I myself have taken another piece of software (MPSolve 2.2) and made a more flexible and easy to use polynomial solver, which can be integrated in your own C-programs or C++-programs. Have a look at this code and you understand what I wrote above.

http://woelen.homescience.net/science/software/mpsolve.html

Unfortunately, porting this to Java is really daunting, even if only a standard IEEE 53 bit floating point version is ported.

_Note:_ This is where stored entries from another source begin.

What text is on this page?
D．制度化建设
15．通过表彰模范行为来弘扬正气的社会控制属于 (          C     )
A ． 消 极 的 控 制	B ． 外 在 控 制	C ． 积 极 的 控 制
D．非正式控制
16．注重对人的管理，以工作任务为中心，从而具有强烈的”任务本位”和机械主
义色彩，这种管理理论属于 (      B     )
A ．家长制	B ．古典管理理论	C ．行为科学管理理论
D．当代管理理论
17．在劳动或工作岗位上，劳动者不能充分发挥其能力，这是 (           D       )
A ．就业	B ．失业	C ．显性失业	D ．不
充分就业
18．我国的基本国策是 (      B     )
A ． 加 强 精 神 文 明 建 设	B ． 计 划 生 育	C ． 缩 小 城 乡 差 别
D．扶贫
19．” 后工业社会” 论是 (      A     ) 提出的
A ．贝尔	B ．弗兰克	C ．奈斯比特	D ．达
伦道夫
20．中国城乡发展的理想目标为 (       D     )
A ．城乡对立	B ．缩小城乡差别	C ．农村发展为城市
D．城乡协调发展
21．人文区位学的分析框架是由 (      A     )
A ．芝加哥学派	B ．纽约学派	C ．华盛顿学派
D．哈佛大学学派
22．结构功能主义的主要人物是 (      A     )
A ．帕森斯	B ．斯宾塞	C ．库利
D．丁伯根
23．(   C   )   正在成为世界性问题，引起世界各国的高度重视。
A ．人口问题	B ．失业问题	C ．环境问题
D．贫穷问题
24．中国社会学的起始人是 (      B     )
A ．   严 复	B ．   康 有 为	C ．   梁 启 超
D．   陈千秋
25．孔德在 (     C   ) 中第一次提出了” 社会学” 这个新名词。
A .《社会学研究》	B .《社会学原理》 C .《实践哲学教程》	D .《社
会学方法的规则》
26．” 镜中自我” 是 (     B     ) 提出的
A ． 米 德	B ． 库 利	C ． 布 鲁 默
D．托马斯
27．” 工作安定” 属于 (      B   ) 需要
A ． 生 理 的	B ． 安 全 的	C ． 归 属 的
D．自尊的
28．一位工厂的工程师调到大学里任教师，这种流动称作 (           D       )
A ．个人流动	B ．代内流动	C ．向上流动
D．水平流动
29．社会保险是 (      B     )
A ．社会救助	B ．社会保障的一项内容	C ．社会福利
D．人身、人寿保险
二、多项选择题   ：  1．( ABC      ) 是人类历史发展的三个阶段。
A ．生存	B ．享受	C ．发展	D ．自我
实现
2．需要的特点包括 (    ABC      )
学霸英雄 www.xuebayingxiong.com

@turd: I implemented your strategy of first determining roots and constructing polynomials, based on those roots and then solving these polynomials. Using that I indeed could improve the algorithms of Jenkins and Traub. The original CPoly and RPoly programs sometimes give inaccurate results because they isolate a root and if it is isolated sufficiently then they stop. What I do is perform one additional iteration step once isolation is guaranteed. This is an enormous improvement. It really is fascinating to see that this issue lingers around for a few decades already and only very few people have run across such an issue:

http://software.intel.com/en-us/forums/topic/281693

Apparently, a commercial version of RPoly is available in the ISML library and they have fixed the issue. My Java port also fixes the issues, most likely in a different way than ISML does, but the output of my version is much more accurate than the output of the original RPoly from Netlib.


I am really surprised by the speed of my ports. The Java version of the RPoly program takes appr. 10 microseconds for finding all 10 zeros of a tenth degree polynomial and it takes appr. 100 microseconds for a 30th degree polynomial. These figures are obtained on a cheap 400$ little Nettop PC, based on a Shuttle XH61V with cheap core i3 processor. This really is amazing.

I also made a 106-bit precision port, this time of another program, based on Aberth's method of Dario Bini: http://jblevins.org/mirror/amiller/pzeros.f90

pzeros.f90 is another established polynomial solver and I was able to port this to Java at 106 bit precision (using DoubleDouble for arithmetic). At such extended precision solving a polynomial of 30th degree takes appr. 900 microseconds on the same little PC.

The source code of all these Java ports soon will appear on my website, I want to cleanup the code and add comments to make understanding the code easier (but still it will not be easy to understand all of it). Using the code, however, in your own Java programs will be very easy.